Tuesday, February 16, 2010

Protestantism, Catholicism, and Justification (for old time's sake)

So I know I promised to shut up about this a while back, but I just thought it was interesting that Avery Cardinal Dulles, SJ (God rest his soul) stated that the problem with Protestant-Catholic ecumenism wasn't necessarily their beliefs on Justification as much as it was their worry about the issue of justification at all.

For Protestants Justification is the doctrine upon which the Church stands or falls, because Justification causes the Church to exist. For Catholics Ecclessiology is the doctrine upon which the Church stands or falls, because it is the doctrine about the Church itself. Our starting points are so different that it's no wonder we get to different conclusions.

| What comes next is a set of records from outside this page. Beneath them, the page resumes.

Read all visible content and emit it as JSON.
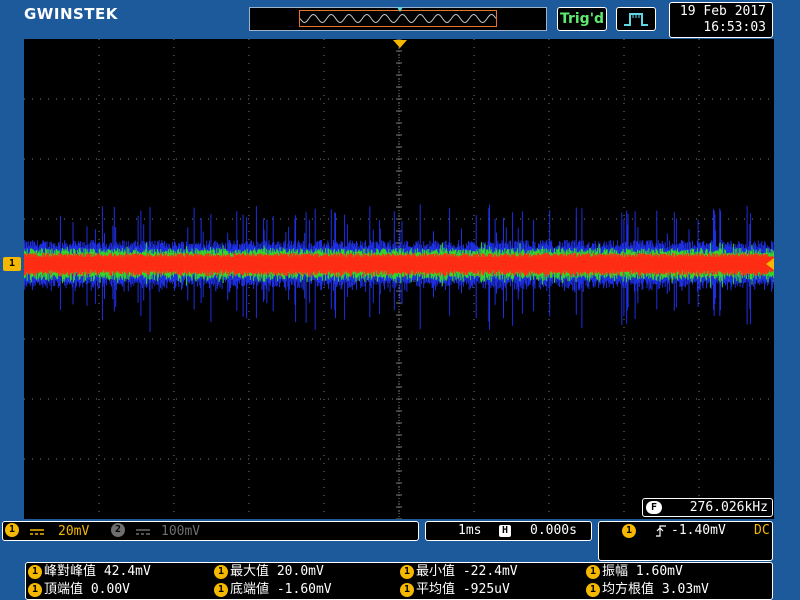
{
  "brand": "GWINSTEK",
  "trigger": {
    "status": "Trig'd",
    "mode_icon": "pulse-trigger-icon",
    "slope_icon": "rising-edge-icon",
    "level": "-1.40mV",
    "coupling": "DC"
  },
  "datetime": {
    "date": "19 Feb 2017",
    "time": "16:53:03"
  },
  "channel1": {
    "badge": "1",
    "coupling_icon": "dc-coupling-icon",
    "scale": "20mV",
    "color": "#f5b800"
  },
  "channel2": {
    "badge": "2",
    "coupling_icon": "dc-coupling-icon",
    "scale": "100mV"
  },
  "timebase": {
    "scale": "1ms",
    "position": "0.000s"
  },
  "frequency": {
    "icon": "F",
    "value": "276.026kHz"
  },
  "measurements": [
    {
      "badge": "1",
      "label": "峰對峰值",
      "value": "42.4mV"
    },
    {
      "badge": "1",
      "label": "最大值",
      "value": "20.0mV"
    },
    {
      "badge": "1",
      "label": "最小值",
      "value": "-22.4mV"
    },
    {
      "badge": "1",
      "label": "振幅",
      "value": "1.60mV"
    },
    {
      "badge": "1",
      "label": "頂端值",
      "value": "0.00V"
    },
    {
      "badge": "1",
      "label": "底端値",
      "value": "-1.60mV"
    },
    {
      "badge": "1",
      "label": "平均值",
      "value": "-925uV"
    },
    {
      "badge": "1",
      "label": "均方根值",
      "value": "3.03mV"
    }
  ],
  "colors": {
    "background": "#1d5a9c",
    "screen": "#000000",
    "grid": "#7a7a7a",
    "trace_outer": "#1d2fe0",
    "trace_mid": "#34d42b",
    "trace_core": "#ff2d14",
    "accent": "#f5b800"
  }
}
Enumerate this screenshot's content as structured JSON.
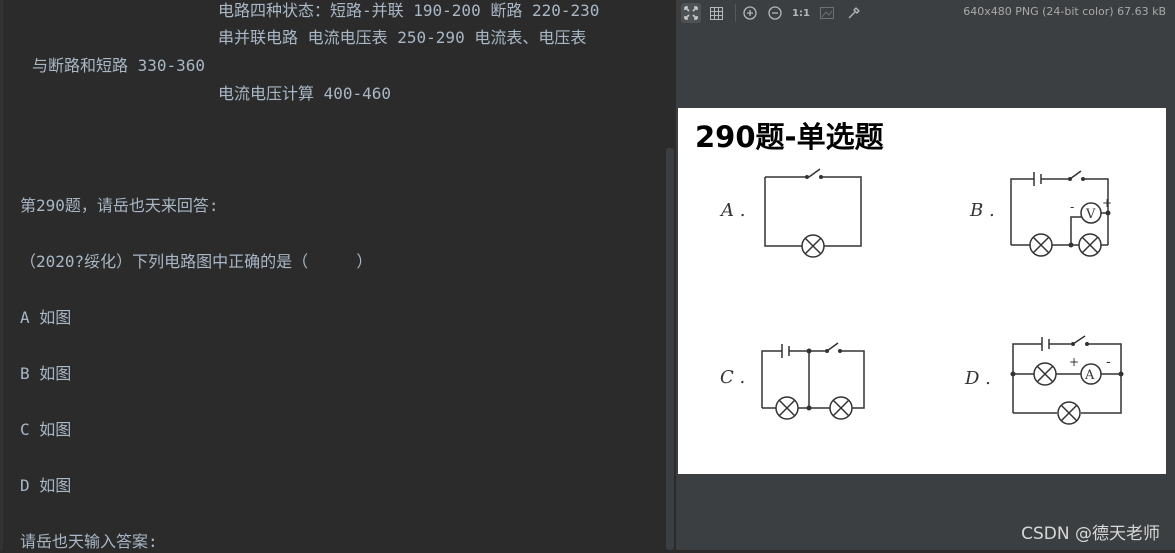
{
  "console": {
    "lines": [
      "电路四种状态：短路-并联 190-200 断路 220-230",
      "串并联电路 电流电压表 250-290 电流表、电压表",
      "与断路和短路 330-360",
      "电流电压计算 400-460",
      "第290题，请岳也天来回答:",
      "（2020?绥化）下列电路图中正确的是（     ）",
      "A 如图",
      "B 如图",
      "C 如图",
      "D 如图",
      "请岳也天输入答案:"
    ]
  },
  "viewer": {
    "toolbar": {
      "fit_icon": "fit-window-icon",
      "grid_icon": "grid-icon",
      "zoom_in_icon": "zoom-in-icon",
      "zoom_out_icon": "zoom-out-icon",
      "actual_size_label": "1:1",
      "background_icon": "background-icon",
      "color_picker_icon": "eyedropper-icon"
    },
    "image_info": "640x480 PNG (24-bit color) 67.63 kB",
    "image": {
      "title": "290题-单选题",
      "options": [
        {
          "label": "A .",
          "meter": ""
        },
        {
          "label": "B .",
          "meter": "V"
        },
        {
          "label": "C .",
          "meter": ""
        },
        {
          "label": "D .",
          "meter": "A"
        }
      ],
      "polarity_plus": "+",
      "polarity_minus": "-"
    },
    "watermark": "CSDN @德天老师"
  },
  "colors": {
    "console_bg": "#2b2b2b",
    "console_text": "#a9b7c6",
    "viewer_bg": "#3c3f41",
    "image_bg": "#ffffff"
  }
}
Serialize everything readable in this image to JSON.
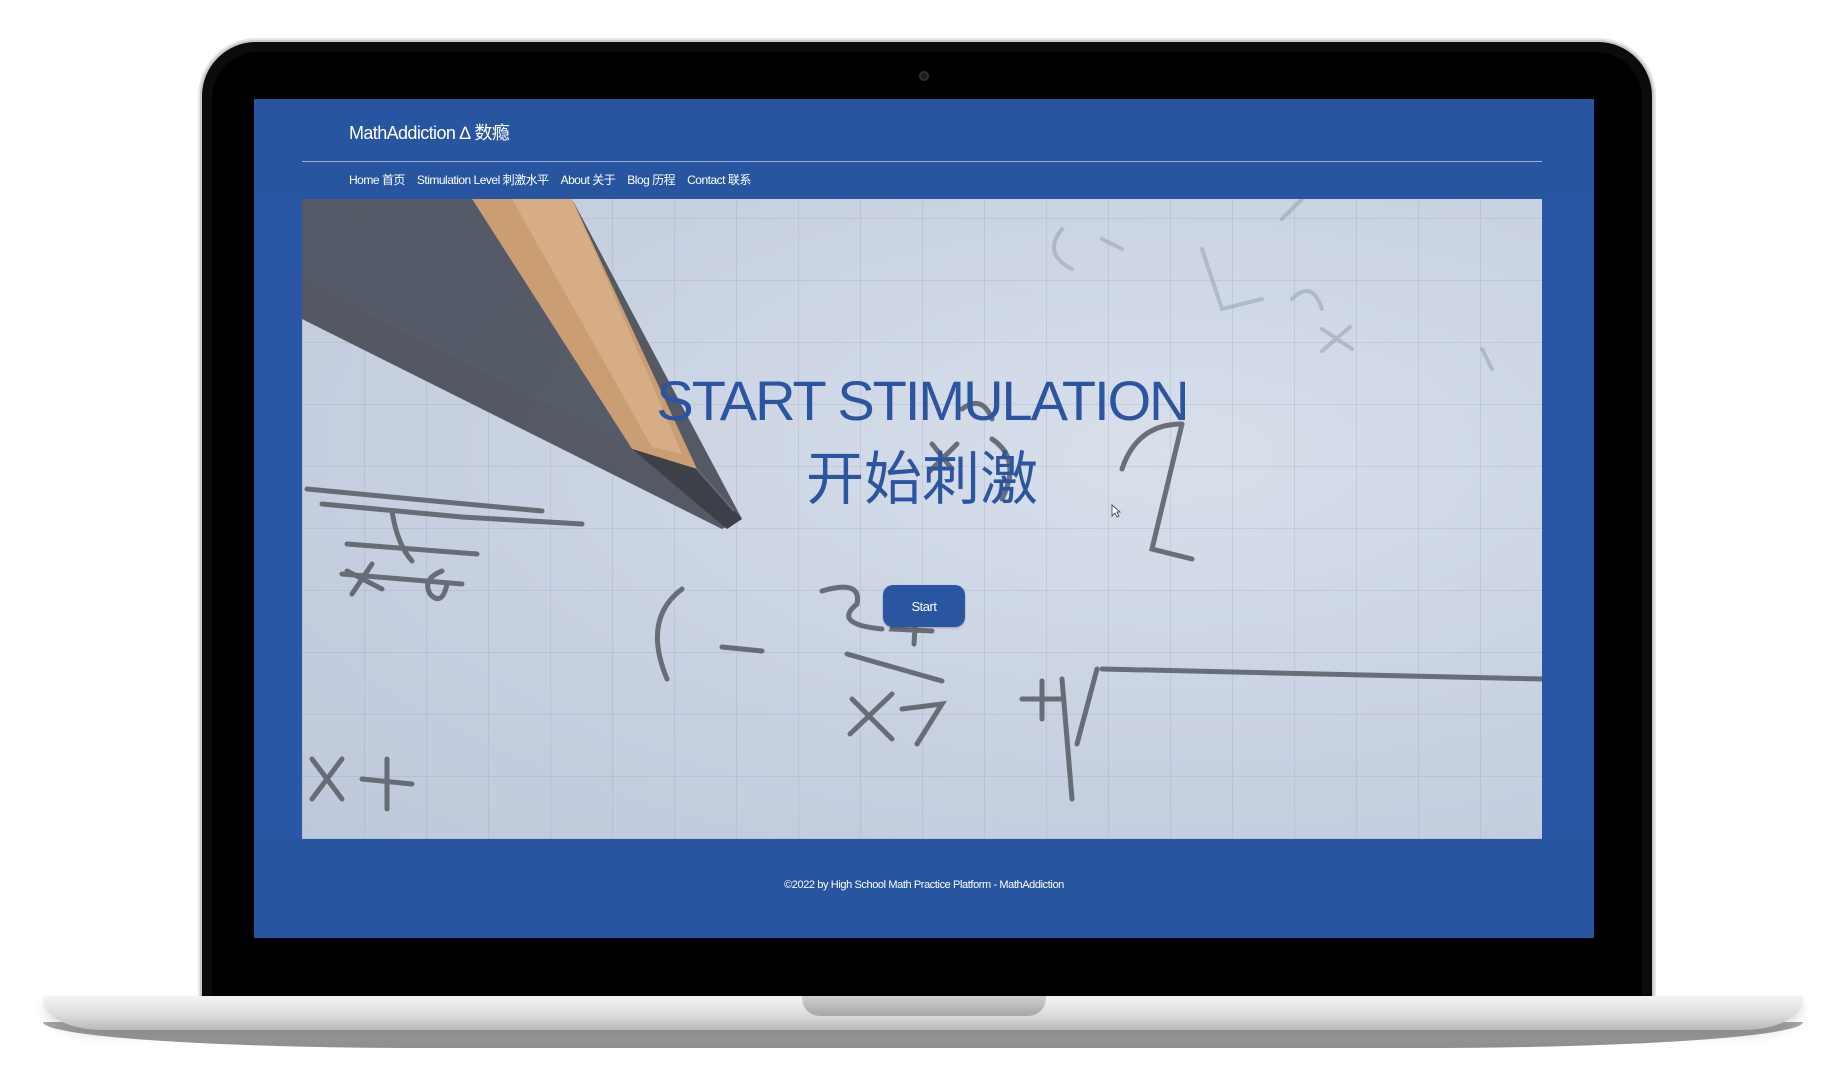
{
  "header": {
    "brand": "MathAddiction ∆ 数瘾"
  },
  "nav": {
    "items": [
      {
        "label": "Home 首页"
      },
      {
        "label": "Stimulation Level 刺激水平"
      },
      {
        "label": "About 关于"
      },
      {
        "label": "Blog 历程"
      },
      {
        "label": "Contact 联系"
      }
    ]
  },
  "hero": {
    "title": "START STIMULATION",
    "subtitle": "开始刺激",
    "start_label": "Start"
  },
  "footer": {
    "copyright": "©2022 by High School Math Practice Platform - MathAddiction"
  },
  "colors": {
    "brand_blue": "#2a57a5",
    "hero_text": "#2c55a1",
    "button": "#2a55a0"
  }
}
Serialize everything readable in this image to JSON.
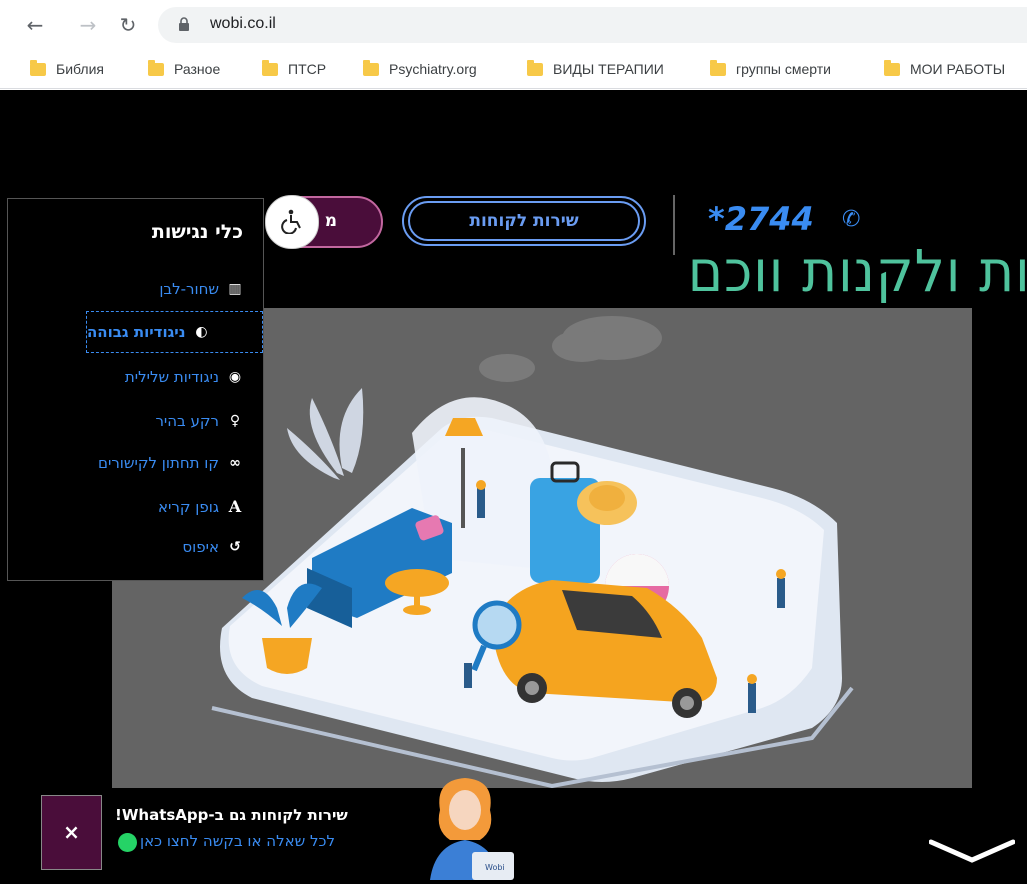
{
  "browser": {
    "url": "wobi.co.il",
    "bookmarks": [
      "Библия",
      "Разное",
      "ПТСР",
      "Psychiatry.org",
      "ВИДЫ ТЕРАПИИ",
      "группы смерти",
      "МОИ РАБОТЫ"
    ]
  },
  "header": {
    "hero_title": "ות ולקנות ווכם",
    "phone": "*2744",
    "customer_service_label": "שירות לקוחות",
    "login_label": "מ"
  },
  "accessibility_panel": {
    "title": "כלי נגישות",
    "items": [
      {
        "label": "שחור-לבן",
        "icon": "barcode-icon"
      },
      {
        "label": "ניגודיות גבוהה",
        "icon": "half-circle-icon"
      },
      {
        "label": "ניגודיות שלילית",
        "icon": "eye-icon"
      },
      {
        "label": "רקע בהיר",
        "icon": "lightbulb-icon"
      },
      {
        "label": "קו תחתון לקישורים",
        "icon": "link-icon"
      },
      {
        "label": "גופן קריא",
        "icon": "font-icon"
      },
      {
        "label": "איפוס",
        "icon": "reset-icon"
      }
    ]
  },
  "whatsapp_bar": {
    "close_label": "×",
    "title": "שירות לקוחות גם ב-WhatsApp!",
    "subtitle": "לכל שאלה או בקשה לחצו כאן",
    "badge_text": "Wobi"
  },
  "colors": {
    "accent_blue": "#3a8cf2",
    "hero_green": "#4fc39d",
    "brand_purple": "#4a0d3a",
    "whatsapp_green": "#25d366"
  }
}
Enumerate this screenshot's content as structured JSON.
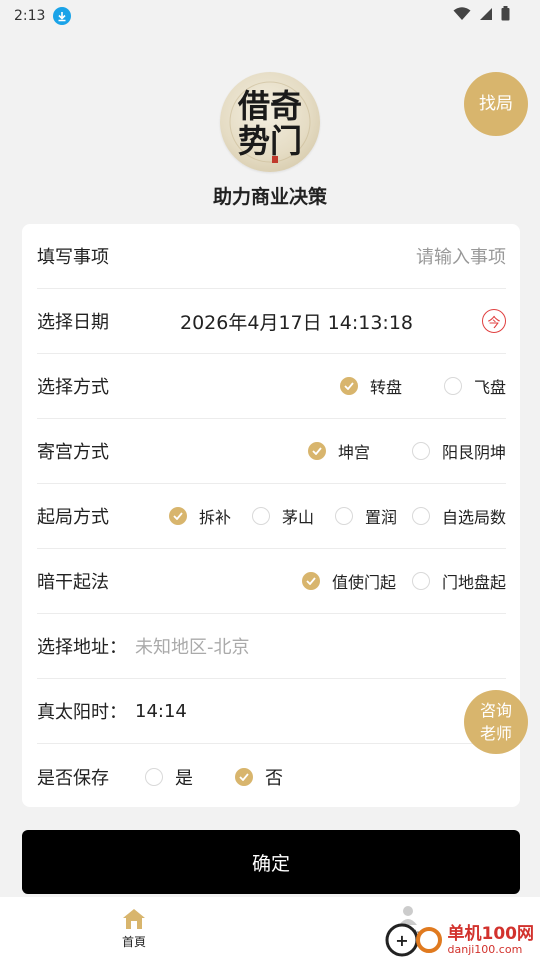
{
  "status_bar": {
    "time": "2:13",
    "icons": [
      "download-icon",
      "wifi-icon",
      "signal-icon",
      "battery-icon"
    ]
  },
  "header": {
    "logo_text": "借奇势门",
    "tagline": "助力商业决策",
    "find_button": "找局",
    "consult_button": [
      "咨询",
      "老师"
    ]
  },
  "form": {
    "item": {
      "label": "填写事项",
      "placeholder": "请输入事项"
    },
    "date": {
      "label": "选择日期",
      "value": "2026年4月17日 14:13:18",
      "now_label": "今"
    },
    "method": {
      "label": "选择方式",
      "options": [
        "转盘",
        "飞盘"
      ],
      "selected": "转盘"
    },
    "palace": {
      "label": "寄宫方式",
      "options": [
        "坤宫",
        "阳艮阴坤"
      ],
      "selected": "坤宫"
    },
    "start": {
      "label": "起局方式",
      "options": [
        "拆补",
        "茅山",
        "置润",
        "自选局数"
      ],
      "selected": "拆补"
    },
    "hidden_stem": {
      "label": "暗干起法",
      "options": [
        "值使门起",
        "门地盘起"
      ],
      "selected": "值使门起"
    },
    "address": {
      "label": "选择地址：",
      "value": "未知地区-北京"
    },
    "solar_time": {
      "label": "真太阳时：",
      "value": "14:14"
    },
    "save": {
      "label": "是否保存",
      "options": [
        "是",
        "否"
      ],
      "selected": "否"
    }
  },
  "confirm_button": "确定",
  "bottom_nav": {
    "home": "首頁",
    "second": "我的"
  },
  "watermark": {
    "name": "单机100网",
    "url": "danji100.com"
  },
  "colors": {
    "accent": "#d8b56d",
    "primary_button": "#000000",
    "now_icon": "#e04040"
  }
}
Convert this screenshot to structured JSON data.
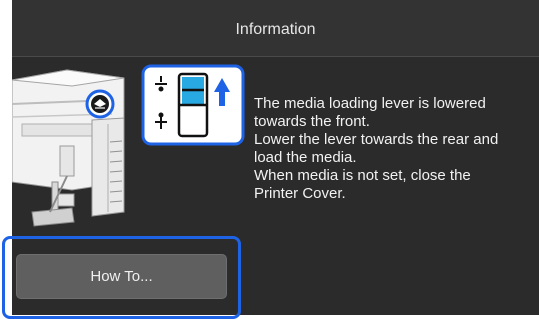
{
  "header": {
    "title": "Information"
  },
  "message": {
    "lines": [
      "The media loading lever is lowered",
      "towards the front.",
      "Lower the lever towards the rear and",
      "load the media.",
      "When media is not set, close the",
      "Printer Cover."
    ]
  },
  "actions": {
    "how_to_label": "How To..."
  },
  "colors": {
    "screen_background": "#2b2b2b",
    "header_background": "#333333",
    "highlight_border": "#1e62e6",
    "lever_fill": "#29a9e1",
    "arrow": "#1e62e6",
    "button_background": "#5f5f5f"
  },
  "icons": {
    "printer_illustration": "printer-with-lever-illustration",
    "lever_indicator": "lever-up-indicator-icon",
    "up_arrow": "up-arrow-icon",
    "paper_loading": "paper-loading-icon"
  }
}
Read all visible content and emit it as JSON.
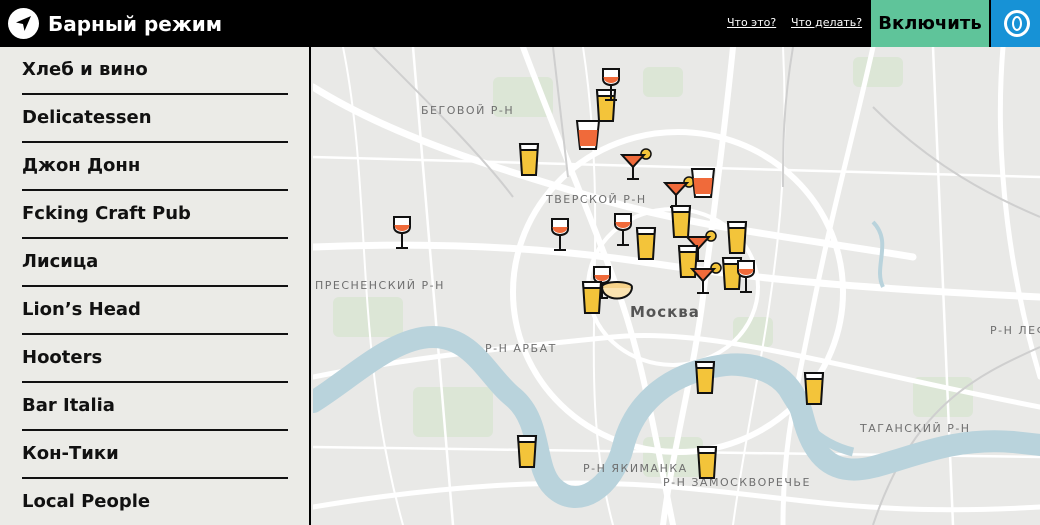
{
  "header": {
    "title": "Барный режим",
    "link_what": "Что это?",
    "link_todo": "Что делать?",
    "enable_label": "Включить"
  },
  "bars": [
    "Хлеб и вино",
    "Delicatessen",
    "Джон Донн",
    "Fcking Craft Pub",
    "Лисица",
    "Lion’s Head",
    "Hooters",
    "Bar Italia",
    "Кон-Тики",
    "Local People"
  ],
  "map": {
    "city": "Москва",
    "districts": {
      "begovoy": "БЕГОВОЙ Р-Н",
      "tverskoy": "ТВЕРСКОЙ Р-Н",
      "presnensky": "ПРЕСНЕНСКИЙ Р-Н",
      "arbat": "Р-Н АРБАТ",
      "tagansky": "ТАГАНСКИЙ Р-Н",
      "yakimanka": "Р-Н ЯКИМАНКА",
      "zamoskvorechye": "Р-Н ЗАМОСКВОРЕЧЬЕ",
      "lefortovo": "Р-Н ЛЕФО"
    },
    "marker_icons": {
      "beer": "beer-glass-icon",
      "wine": "wine-glass-icon",
      "cocktail": "cocktail-glass-icon",
      "shot": "shot-glass-icon",
      "bowl": "bowl-icon"
    },
    "colors": {
      "beer": "#f3c43a",
      "liquor": "#f06a3a",
      "river": "#b9d3dc",
      "park": "#d6e4cf"
    }
  }
}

Personally I think all the scripture is a red herring, as the NPP has pretty much raped Luther's exegesis. And as the "New" perspective on Paul is just the Old Catholic perspective, we've pretty much gone full circle. The real issue like I've said, is where you start, which doctrine is most important, and epistemology (How do you know what is true?)

Catholicism starts with Metaphysics for it's epistemology - Aristotle/Aquinas - which is the worst of all sins to the Reformers. Reformers start with Ockham and Fideism.

It's two different languages, two different gospels, two different histories.

It reminds me of the category for divorce, "irreconcilable differences".